COC has a home studio at Dean’s house in Raleigh, where the boys recently convened to work on new material for an upcoming 2024 release. The first single from the album, “On the Hunt,” was released in April and contains all of the COC trademarks.

“We’re working in the studio once again with the fantastic Stanton Moore (who played on the *In the Arms of God* album) and yet another drummer,” Weatherman explains. “He and Pepper flew up from New Orleans to Raleigh, and I just drove down (from Virginia). We all met up in Raleigh and hit the COC studio; Mike Dean’s the wizard behind our little studio. We had a blast for about a week and got about five or six more solid ideas on tape. We’ve got a pretty good pile of tunes worked up. We haven’t really decided where we’re going to track the actual album yet, but it’s well on its way. It’s a work in progress.”

Keenan says the direction of the new material has been an organic process, where the songs actually dictate the direction themselves.

“Having a drummer like Stanton… he is so ferocious and so in the pocket,” Keenan explains. “We sit back and listen to some of these songs we’re working on, we’re trying to compare it to somebody, and we’re like, ‘Who’s doing anything like this?’ We’re sitting there laughing at some of these songs.
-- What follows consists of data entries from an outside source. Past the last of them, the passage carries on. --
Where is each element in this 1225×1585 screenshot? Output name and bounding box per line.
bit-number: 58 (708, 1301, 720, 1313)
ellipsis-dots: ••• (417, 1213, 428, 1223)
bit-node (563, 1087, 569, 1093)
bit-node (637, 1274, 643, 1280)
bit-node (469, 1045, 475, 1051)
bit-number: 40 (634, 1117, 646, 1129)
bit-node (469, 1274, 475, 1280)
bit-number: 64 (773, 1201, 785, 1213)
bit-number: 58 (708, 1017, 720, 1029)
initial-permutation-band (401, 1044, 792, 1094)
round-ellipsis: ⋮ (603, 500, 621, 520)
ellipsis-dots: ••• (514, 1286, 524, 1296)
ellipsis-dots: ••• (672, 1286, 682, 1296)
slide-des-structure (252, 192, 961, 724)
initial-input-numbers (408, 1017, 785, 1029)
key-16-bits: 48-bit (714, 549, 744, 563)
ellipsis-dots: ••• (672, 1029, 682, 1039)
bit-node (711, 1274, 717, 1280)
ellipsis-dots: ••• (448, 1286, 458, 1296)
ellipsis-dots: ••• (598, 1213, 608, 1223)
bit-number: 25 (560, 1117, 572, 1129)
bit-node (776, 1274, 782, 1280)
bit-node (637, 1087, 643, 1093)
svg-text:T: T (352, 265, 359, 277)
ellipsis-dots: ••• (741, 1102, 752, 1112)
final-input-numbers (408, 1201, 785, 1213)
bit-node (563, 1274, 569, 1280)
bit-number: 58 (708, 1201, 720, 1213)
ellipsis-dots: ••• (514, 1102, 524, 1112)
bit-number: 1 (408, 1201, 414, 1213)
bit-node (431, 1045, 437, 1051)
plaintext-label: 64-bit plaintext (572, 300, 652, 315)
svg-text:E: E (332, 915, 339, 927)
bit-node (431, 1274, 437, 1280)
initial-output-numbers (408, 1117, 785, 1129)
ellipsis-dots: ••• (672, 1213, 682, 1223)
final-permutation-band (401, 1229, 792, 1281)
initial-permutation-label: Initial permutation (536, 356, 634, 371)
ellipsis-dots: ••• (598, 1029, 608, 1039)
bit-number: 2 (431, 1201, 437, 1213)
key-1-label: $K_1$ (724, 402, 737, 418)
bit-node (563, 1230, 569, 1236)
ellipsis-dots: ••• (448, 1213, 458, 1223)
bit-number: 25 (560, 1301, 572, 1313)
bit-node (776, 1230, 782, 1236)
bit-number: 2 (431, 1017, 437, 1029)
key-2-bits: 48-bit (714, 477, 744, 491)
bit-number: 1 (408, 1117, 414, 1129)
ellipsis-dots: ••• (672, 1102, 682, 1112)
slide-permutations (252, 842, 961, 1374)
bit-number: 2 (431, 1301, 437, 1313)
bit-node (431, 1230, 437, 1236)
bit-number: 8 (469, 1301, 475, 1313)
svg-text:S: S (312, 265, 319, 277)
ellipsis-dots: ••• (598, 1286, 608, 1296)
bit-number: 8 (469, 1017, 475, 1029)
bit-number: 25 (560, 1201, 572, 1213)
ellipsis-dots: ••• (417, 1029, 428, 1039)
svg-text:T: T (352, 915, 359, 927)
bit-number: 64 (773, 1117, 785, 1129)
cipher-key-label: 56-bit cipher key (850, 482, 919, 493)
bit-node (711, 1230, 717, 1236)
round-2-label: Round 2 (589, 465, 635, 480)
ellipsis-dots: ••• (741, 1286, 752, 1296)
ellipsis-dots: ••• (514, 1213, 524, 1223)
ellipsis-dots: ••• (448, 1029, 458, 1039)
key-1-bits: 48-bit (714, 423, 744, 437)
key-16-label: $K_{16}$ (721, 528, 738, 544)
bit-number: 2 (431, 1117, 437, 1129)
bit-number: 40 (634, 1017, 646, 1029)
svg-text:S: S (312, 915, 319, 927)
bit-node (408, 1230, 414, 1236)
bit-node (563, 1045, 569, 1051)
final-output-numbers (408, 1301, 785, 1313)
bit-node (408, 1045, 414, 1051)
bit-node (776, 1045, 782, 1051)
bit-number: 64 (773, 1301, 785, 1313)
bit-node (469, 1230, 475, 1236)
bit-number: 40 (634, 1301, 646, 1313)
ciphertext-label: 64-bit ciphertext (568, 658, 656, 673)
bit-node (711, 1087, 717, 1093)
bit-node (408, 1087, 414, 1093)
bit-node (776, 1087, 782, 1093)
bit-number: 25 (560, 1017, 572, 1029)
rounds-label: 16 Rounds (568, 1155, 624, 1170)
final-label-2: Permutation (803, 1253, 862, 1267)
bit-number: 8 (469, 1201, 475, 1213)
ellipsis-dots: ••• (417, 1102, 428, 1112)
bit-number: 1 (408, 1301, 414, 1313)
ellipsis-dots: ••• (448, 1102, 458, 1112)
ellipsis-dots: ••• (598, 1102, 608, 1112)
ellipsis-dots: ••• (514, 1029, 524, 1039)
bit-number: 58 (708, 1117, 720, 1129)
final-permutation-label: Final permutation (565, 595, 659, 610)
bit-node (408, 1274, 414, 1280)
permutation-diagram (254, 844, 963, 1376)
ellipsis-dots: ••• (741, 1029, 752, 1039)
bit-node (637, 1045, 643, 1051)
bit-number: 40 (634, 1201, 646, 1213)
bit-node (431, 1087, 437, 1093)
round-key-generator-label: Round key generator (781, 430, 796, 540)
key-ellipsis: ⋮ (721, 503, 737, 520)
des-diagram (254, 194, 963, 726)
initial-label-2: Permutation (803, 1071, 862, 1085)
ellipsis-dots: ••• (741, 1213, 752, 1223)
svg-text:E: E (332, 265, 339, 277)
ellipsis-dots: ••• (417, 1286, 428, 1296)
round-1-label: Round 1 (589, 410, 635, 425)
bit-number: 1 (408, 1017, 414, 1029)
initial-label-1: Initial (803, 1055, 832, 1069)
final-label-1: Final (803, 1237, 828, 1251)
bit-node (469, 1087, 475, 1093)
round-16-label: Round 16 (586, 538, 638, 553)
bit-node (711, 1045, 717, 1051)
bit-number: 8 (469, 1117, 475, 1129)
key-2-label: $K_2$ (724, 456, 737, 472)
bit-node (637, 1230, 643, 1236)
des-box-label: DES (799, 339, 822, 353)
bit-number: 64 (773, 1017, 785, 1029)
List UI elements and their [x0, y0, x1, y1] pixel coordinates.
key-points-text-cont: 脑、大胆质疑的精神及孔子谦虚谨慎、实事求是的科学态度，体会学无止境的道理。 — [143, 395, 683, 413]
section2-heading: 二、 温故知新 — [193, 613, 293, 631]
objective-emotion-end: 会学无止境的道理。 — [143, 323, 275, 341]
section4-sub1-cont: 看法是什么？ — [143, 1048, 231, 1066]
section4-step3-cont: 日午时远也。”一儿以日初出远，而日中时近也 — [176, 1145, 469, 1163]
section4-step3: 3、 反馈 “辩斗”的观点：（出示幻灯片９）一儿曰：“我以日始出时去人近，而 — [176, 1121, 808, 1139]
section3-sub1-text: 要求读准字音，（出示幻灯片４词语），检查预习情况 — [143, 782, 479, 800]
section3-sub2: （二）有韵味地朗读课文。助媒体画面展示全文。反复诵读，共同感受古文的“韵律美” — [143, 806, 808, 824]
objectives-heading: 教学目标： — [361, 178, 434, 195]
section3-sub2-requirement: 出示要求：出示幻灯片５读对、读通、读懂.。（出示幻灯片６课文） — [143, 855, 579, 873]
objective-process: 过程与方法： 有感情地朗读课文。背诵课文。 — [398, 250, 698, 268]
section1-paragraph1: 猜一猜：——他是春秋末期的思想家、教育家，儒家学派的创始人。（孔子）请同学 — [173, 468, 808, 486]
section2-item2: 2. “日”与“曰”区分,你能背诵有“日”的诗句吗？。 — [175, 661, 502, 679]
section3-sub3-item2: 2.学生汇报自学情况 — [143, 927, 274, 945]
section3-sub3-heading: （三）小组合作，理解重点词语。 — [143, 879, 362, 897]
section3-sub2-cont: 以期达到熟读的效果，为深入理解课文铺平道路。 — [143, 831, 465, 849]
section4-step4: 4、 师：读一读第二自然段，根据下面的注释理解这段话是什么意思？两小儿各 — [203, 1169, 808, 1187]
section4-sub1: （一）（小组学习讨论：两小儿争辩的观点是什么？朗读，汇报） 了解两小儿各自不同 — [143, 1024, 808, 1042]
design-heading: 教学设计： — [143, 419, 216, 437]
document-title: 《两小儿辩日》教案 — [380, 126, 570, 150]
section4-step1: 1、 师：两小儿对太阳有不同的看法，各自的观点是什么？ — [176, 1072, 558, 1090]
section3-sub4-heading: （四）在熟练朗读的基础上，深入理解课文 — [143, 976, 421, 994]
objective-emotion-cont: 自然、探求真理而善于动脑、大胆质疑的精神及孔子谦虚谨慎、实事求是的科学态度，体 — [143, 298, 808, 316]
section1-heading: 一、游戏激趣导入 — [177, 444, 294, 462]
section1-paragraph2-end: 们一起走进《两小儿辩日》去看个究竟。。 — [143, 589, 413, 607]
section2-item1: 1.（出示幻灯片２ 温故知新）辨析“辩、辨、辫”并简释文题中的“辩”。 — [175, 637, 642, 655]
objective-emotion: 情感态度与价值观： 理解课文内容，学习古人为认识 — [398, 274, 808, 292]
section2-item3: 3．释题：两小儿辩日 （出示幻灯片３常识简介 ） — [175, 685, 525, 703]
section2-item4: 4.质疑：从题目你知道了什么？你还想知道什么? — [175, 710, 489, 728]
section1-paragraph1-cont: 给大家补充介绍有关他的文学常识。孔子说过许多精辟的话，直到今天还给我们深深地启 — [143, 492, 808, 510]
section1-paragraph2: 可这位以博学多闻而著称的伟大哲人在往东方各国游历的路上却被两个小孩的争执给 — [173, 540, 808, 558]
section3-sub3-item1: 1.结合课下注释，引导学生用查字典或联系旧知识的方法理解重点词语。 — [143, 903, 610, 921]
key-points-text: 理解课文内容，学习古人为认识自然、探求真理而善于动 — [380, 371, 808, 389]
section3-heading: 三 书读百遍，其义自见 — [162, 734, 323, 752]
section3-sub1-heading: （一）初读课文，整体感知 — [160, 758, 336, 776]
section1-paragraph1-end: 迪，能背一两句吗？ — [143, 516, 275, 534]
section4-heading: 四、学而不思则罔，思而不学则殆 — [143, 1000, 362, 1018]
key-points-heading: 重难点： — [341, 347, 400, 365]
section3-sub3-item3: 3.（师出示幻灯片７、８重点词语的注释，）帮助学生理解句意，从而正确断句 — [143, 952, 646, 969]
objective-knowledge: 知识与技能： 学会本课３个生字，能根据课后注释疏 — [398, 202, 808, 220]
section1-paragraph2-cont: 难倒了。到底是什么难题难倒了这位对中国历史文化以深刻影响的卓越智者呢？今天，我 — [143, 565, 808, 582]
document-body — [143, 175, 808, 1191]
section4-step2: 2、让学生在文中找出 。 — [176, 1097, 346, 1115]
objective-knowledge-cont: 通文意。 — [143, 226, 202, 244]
They got a super groove to them. We’re just trying to stick with that and entertain ourselves first. If we can keep it that way, we’ll probably have something pretty solid.”

On the live front, COC has only one other show planned in their home state of North Carolina as a warm-up gig before their appearance at Heavy Chicago.

“Chicago, since our very earliest travels across the nation, has always been there and has always been awesome for us,” Weatherman exclaims. “We know so many people there. Sean Duffy, who’s the brainchild behind the Heavy Chicago thing, he is also an old buddy. He’s booked us way back in the day, brought us up to Chicago, and he’s still at us. So it’s awesome to work with him again and the Last Rites guys. If Sean calls you up and says, ‘Hey, you guys want to play at this new festival we’re doing?’ You don’t even think twice about it. We’re like, ‘We’ll be there!’ So, we’re coming back to Chi-Town in November. We’re gonna eat some pizza and have a good time!”

After the band’s Chicago appearance, COC will focus on writing and recording the new album to be able to hit the road again.

“We don’t put out a record every year, so whenever we wind up getting a new one out, our goal is to tour and tour and tour… and have a blast and try to go everywhere we can once or twice or three times, or however many times it takes for the go round,” Weatherman states. “So, that’s our plan, to get the record out. Obviously, we’re drawing to the close of this year, so it’ll be a 2024 release. Make it the best record we can, and then hit the road again like we always do. That’s where we have all our fun and do our best work.”

In addition to the diverse musical lineup of Heavy Chicago, the one and only Kuma’s Corner will be onsite selling hand-crafted, metal-themed burgers; Pabst Blue Ribbon will be offering drink specials, and a one-of-a-kind atmosphere is promised to be present at the inaugural Heavy Chicago festival.